Slc16a3, also named as MCT4, is a transporter encoding monocarboxylate transporter 4, which mediates lactic acid efflux across the plasma membrane [1,4,6]. It is involved in energy metabolism pathways, especially glycolysis, and is crucial for maintaining the metabolic balance of tumor cells [1,6]. Genetic models such as gene knockout (KO) mouse models can be valuable for studying its functions in vivo.

Knockdown of Slc16a3 in tumor cells, including hepatocellular carcinoma and B16-F10 cells, reduces glycolytic activity and lactic acid production [1,3]. In bladder cancer, high Slc16a3 expression is related to poor prognosis, and it may influence immune infiltration by regulating metabolism and m6A methylation [2]. In lung cancer, SLC16A3 is significantly upregulated, associated with immunosuppressive cells and factors, and may contribute to a worse prognosis through the HIF-1α-IL8 axis [5].

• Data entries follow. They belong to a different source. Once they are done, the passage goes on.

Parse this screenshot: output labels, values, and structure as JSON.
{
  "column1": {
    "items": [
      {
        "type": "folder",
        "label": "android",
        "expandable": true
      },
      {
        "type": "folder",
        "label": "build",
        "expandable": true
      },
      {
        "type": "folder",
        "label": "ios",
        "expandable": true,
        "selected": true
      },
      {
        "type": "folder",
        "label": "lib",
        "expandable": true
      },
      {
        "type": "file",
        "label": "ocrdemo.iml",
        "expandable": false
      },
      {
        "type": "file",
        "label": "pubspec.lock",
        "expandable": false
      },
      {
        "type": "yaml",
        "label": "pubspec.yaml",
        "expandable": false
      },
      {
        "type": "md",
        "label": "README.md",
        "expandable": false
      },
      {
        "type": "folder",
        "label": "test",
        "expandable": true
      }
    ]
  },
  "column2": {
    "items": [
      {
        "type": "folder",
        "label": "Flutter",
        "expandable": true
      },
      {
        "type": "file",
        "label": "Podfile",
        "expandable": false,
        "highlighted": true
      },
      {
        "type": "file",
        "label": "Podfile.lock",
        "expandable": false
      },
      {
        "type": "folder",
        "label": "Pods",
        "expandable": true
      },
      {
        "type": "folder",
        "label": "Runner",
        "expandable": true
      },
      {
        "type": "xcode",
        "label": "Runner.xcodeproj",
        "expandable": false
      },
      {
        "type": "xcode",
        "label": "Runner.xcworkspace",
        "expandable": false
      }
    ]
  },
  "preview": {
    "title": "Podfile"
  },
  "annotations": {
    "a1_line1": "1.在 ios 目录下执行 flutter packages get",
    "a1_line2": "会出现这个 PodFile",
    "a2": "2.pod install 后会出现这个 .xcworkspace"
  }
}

In conclusion, Slc16a3 is vital in energy metabolism, especially in glycolysis-related lactic acid transport. Studies using KO or knockdown models in various cancer types, such as hepatocellular, bladder, and lung cancers, have revealed its role in tumor-related processes like metabolism, immune regulation, and prognosis. Understanding Slc16a3 functions provides potential therapeutic targets for cancer treatment [1,2,3,5].